На поле сипло кричит фазан, другой отвечает ему издалека, а где-то еще дальше подает голос третий. Начинается дождь. Сперва мелкий, но постепенно он набирает силу. Актер доходит до конца аллеи. Здесь-то и обнаруживается, что и город и аллея преследуют одну цель: они готовят человека к встрече с местной достопримечательностью. Это величественный особняк с флигелем для прислуги и множеством веранд, фонарей и пристроек. А это, господи, спаси и помилуй, уж не башня ли возвышается там среди бесконечного количества труб?

Городская улица скромно сворачивает у ворот, дальше она тянется обыкновенным проселком через поля, через лес. Актер неподвижно стоит перед затейливыми коваными воротами и смотрит внутрь. Парк уже по-весеннему мокрый, стволы деревьев потемнели от влаги. Актер нажимает локтем на щеколду, чтобы без нужды не вынимать руки из карманов, и ворота открываются.

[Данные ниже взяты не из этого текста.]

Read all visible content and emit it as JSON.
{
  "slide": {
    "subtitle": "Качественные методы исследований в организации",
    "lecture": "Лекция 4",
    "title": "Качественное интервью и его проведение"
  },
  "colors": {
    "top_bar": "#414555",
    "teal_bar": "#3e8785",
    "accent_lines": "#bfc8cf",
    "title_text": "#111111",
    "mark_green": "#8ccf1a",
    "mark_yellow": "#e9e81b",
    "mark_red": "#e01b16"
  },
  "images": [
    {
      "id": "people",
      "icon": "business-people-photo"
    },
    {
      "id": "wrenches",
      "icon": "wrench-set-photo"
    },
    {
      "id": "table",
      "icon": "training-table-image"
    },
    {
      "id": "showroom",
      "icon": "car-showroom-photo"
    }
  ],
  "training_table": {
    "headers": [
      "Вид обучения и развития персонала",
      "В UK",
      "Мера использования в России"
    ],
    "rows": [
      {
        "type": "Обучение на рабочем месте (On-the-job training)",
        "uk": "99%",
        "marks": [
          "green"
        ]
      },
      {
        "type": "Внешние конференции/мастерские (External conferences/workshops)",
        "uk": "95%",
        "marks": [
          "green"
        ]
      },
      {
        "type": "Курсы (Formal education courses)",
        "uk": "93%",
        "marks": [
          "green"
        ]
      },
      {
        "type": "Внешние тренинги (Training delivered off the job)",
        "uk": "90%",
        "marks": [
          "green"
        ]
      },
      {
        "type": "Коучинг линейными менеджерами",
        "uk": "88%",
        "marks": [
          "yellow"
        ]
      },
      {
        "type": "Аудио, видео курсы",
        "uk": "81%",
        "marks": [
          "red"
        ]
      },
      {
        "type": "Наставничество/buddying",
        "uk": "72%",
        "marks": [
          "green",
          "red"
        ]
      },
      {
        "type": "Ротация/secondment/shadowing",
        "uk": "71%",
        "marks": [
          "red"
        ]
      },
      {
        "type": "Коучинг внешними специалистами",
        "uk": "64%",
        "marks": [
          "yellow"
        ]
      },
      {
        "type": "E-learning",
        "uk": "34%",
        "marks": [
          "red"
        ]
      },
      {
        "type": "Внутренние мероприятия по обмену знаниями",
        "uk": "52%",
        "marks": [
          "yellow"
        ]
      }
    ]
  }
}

Оставив мысли о времени за воротами парка, он идет по дорожке, посыпанной гравием, идет долго-долго, огибает маленькие прудики, проходит по белым, забавно изогнутым мостикам, которые вздымаются над искусственными каналами так высоко, словно под ними должны проплывать огромные суда с гордыми мачтами, а не плоскодонные ялики, что стоят привязанные у мостков. Актера охватывает энтузиазм. Ведь он актер, из числа истинных, настоящих, кучер в повозке Феспида, скромный, конечно, но истинный, такой же, как художники сцены классических времен, родной брат их. Будь он менее идеалистичен и более деловит, он колесил бы по стране не с «Фаустом», а с юмористическими рассказами или с чем-нибудь в этом роде. Но народу нужен «Фауст», нужно искусство, великое, честное, восторженное, согревающее сердца во всех уголках страны. Что за важность, если его иногда постигает разочарование, если ему приходится терпеть нужду и сосать лапу, вот так, как сегодня? Что за важность, если в большинстве случаев послушать его приходит лишь жалкая горсточка людей? Вообще-то он читает из «Фауста» только самые популярные места, избранные сцены из первой части, он особенно подчеркнул это в небольшом проспекте, который в свое время направил в артистическое общество… Нет, как он мог там, в аллее, даже подумать о том, чтобы бежать домой, дезертировать с фронта, изменить. И просидеть остаток жизни в отцовской мастерской на задворках, занимаясь изготовлением жалюзи и терпя всяческие унижения от домашних.